One of the choir masses was at the magnificent Cathedral of Naples, San Gennaro. The pastor’s name was Padre Papa - Father Pope. Perhaps an omen that a new pope was imminent! Just before the end of the mass, Padre Papa called for applause for the choir, maestro Peterson and maestro Godon to affirm their efforts. He ended by inviting the choir to sing a concert on their next visit to Napoli. He was visibly pleased and even posed in a picture with the group at the end. He was elaborate and generous with his praise of the choir’s singing -- so much so, that one of our basses said he was so choked up he couldn’t sing the beginning of the last song. Our tour manager, Rita Felici, would later tell Patrick that this priest was “open-arms” once he heard the group sing, but when they asked permission earlier if the choir could do a concert there, he had said no. He changed his tune, so this also became a conversion tour!

On their way to their first Italian concert at the Church of Gesu Nuovo in Naples, the bus driver suddenly turned up the radio and thousands of people were cheering. Rita came on the microphone and announced, “We have a new pope!” It was an amazing time to be in Italy. The choir dedicated their concert to the new pope and the whole evening was electric. It was raining, but a good number of Neapolitans attended the concert. The choir’s last two songs were dedicated to a young man who was killed in a car accident exactly one year earlier, adding another layer of meaning to the performance. Many of his family members were in attendance. The choir sounded wonderful from beginning to end. The crowd went wild after the spiritual, “My Soul’s Been Anchored,” giving a standing ovation.

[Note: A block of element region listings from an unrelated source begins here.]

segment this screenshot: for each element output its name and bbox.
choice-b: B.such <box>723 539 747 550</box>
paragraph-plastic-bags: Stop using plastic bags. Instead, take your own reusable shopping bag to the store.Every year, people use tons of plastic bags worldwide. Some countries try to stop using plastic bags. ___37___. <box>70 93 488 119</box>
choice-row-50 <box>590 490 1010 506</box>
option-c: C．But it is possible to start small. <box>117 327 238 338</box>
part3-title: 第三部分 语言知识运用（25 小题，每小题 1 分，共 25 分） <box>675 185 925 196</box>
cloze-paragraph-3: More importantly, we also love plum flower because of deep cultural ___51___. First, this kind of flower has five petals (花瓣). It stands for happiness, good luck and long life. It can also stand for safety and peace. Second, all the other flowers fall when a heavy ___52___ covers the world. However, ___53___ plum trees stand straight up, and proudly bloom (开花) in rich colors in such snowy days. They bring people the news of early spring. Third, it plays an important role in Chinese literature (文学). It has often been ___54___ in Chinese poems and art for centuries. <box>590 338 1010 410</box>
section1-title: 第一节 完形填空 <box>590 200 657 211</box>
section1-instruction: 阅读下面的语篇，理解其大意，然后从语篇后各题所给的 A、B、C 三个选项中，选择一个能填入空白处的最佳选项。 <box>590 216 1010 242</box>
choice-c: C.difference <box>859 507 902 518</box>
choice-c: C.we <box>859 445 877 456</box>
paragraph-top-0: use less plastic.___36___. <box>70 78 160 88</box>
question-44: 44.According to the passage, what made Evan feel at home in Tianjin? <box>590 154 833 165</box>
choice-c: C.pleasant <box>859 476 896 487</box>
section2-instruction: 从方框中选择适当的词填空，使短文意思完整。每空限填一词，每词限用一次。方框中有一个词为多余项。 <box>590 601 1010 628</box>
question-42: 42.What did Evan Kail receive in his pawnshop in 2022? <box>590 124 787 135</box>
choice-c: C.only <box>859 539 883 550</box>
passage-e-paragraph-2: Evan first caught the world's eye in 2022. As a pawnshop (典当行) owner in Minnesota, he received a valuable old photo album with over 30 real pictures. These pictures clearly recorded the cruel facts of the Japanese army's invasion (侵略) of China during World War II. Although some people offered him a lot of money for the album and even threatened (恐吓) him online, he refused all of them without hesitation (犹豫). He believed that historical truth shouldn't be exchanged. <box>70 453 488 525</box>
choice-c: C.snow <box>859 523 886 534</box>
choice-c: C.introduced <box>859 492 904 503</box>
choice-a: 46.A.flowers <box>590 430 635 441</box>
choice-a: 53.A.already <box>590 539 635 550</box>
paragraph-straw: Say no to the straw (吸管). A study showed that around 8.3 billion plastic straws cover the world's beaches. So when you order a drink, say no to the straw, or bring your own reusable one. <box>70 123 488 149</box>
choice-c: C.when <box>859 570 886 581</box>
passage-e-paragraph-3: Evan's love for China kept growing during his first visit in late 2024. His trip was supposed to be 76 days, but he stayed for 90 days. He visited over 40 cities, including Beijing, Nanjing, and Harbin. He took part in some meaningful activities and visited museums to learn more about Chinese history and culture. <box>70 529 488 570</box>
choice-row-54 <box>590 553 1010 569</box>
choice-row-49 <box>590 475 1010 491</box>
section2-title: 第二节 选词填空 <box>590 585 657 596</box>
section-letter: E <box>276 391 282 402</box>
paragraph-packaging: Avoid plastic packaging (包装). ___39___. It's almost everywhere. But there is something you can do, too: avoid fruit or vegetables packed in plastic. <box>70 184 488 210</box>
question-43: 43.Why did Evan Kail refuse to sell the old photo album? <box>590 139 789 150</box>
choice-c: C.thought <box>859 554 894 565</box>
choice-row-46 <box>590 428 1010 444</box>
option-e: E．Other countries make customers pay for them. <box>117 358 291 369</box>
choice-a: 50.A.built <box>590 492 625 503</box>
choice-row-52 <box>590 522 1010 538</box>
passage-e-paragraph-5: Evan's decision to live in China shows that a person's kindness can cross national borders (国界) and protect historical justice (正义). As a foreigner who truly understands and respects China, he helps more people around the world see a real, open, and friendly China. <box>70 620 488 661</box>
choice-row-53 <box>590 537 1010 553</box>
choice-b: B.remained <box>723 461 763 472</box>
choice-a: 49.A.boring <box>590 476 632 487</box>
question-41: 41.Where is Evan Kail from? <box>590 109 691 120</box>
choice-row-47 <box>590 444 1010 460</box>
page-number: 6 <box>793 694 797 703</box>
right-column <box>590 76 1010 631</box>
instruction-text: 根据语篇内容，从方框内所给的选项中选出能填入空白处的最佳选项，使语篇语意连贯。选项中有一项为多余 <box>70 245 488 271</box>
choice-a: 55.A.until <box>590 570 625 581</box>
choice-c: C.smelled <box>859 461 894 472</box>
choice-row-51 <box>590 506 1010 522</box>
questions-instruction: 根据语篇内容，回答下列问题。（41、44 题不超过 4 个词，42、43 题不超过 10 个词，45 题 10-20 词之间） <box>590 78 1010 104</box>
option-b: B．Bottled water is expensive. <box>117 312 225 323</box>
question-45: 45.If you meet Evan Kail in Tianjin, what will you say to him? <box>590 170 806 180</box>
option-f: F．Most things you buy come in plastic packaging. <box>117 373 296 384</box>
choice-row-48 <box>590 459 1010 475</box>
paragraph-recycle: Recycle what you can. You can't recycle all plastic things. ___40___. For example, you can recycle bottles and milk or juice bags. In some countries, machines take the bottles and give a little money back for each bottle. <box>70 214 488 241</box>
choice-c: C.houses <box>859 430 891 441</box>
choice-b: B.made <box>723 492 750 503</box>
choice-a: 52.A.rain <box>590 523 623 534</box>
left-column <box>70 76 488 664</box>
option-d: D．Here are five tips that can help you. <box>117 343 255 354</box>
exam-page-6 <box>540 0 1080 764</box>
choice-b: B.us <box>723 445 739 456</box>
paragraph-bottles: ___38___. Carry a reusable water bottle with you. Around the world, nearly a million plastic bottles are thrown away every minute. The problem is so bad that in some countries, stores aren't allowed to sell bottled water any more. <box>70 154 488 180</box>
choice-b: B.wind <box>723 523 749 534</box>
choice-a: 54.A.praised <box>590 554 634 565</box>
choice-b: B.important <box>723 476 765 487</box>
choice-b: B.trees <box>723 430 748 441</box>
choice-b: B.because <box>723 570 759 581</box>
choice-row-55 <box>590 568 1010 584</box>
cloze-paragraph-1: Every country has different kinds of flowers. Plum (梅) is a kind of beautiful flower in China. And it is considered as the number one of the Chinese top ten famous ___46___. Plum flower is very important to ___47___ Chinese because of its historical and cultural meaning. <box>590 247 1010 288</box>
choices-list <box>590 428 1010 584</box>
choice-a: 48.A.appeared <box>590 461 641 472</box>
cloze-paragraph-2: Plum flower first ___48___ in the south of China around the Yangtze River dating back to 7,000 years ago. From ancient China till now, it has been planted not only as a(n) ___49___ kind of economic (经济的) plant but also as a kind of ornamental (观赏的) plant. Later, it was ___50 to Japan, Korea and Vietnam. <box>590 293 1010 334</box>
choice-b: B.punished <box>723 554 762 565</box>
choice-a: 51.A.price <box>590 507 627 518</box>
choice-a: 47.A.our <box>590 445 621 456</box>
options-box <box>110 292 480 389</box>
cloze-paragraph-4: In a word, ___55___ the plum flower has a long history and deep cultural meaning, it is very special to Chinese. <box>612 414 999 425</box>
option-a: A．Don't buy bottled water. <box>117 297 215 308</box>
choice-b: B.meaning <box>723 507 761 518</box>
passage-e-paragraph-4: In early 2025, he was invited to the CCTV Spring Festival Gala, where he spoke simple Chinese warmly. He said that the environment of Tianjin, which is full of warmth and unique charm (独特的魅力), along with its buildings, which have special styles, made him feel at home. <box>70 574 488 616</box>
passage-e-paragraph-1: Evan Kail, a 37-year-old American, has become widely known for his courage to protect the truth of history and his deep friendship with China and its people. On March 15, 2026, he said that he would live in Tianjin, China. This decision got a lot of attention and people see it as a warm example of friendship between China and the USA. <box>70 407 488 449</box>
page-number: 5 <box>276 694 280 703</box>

The group also toured Sorrento, Capri, the Amalfi Coast, Montecassino (a 5th century abbey), Mentorella, and sang at numerous beautiful churches along the way. Once in Rome, the choir sang at the four major basilicas, all magnificent: St. Mary Major’s, St. John Lateran, St. Paul’s Outside the Walls, and culminating with the moving service at St. Peter’s Basilica celebrating the 500th anniversary of the Cappella Giulia.

Music Directors

Patrick Godon began his tenure at the Tower Chorale in July of 2011. Mr. Godon has held many top-level posts in music. Since 2003, he has been Director of Music at St. Gregory the Great Church in Chicago. In 2006, he founded the International Chamber Artists (ICA), a Chicagobased chamber music ensemble of classically trained musicians. He has performed with the Chicago Symphony Orchestra (CSO) as acting principal keyboardist, second keyboardist, and has done solo piano work for them. He also performs with the CSO’s MusicNOW ensemble, the Virginia Symphony Orchestra, the Delaware Symphony Orchestra, and regularly on 98.7 WFMT. Mr. Godon holds the degree of Master of Music in Piano Performance from DePaul University.

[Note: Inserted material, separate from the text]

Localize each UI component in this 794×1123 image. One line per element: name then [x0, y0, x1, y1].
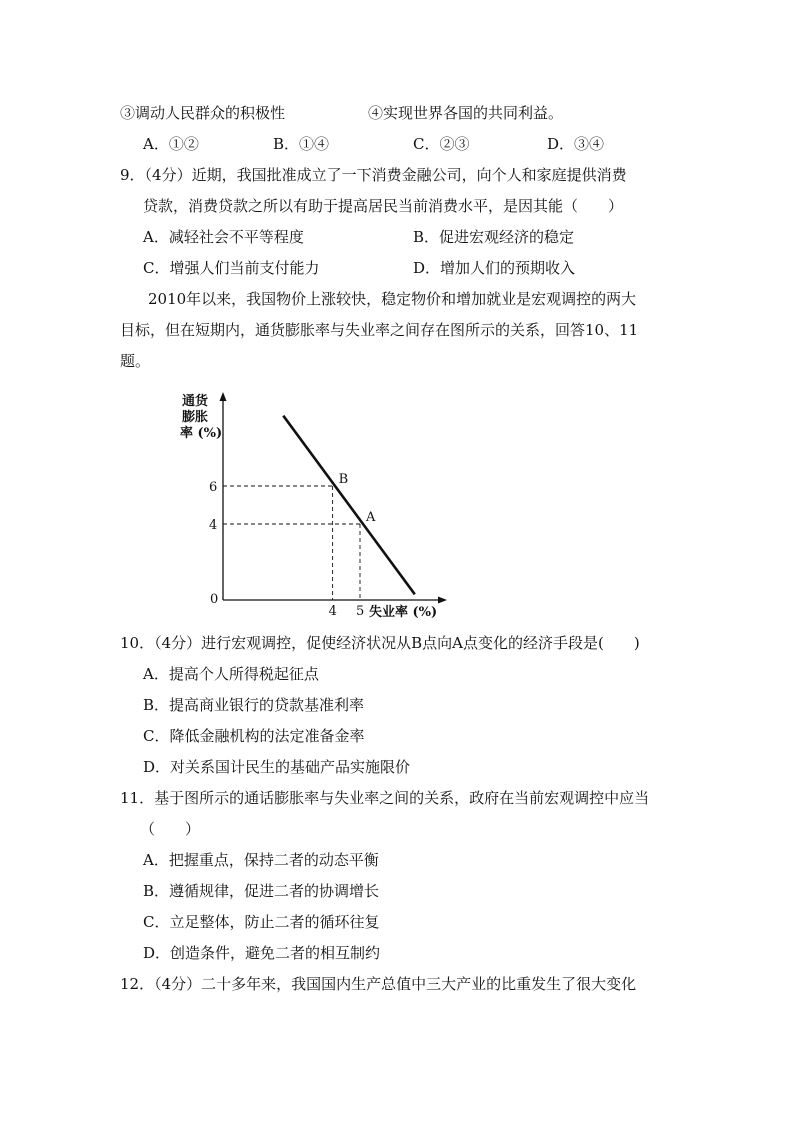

James Winfield served as founder and director of the Tower Chorale for 25 seasons, retiring in June 2011. He brought a wealth of professional experience to the group. He sang in the Chicago Symphony Chorus for seven years and served as Associate Director of that ensemble for eight years under its founder, Margaret Hillis. He spent another eight years as music director of the West Suburban Symphony Orchestra of Hinsdale and has had several choral and instrumental arrangements published. He served as Music Director and Organist of the First Congregational Churches of Western Springs and Elmhurst for a total of 41 years, and, since 1999, in the same capacity at the Oak Park Temple B’nai Abraham Zion. Mr. Winfield holds music degrees from Indiana University and Northwestern University.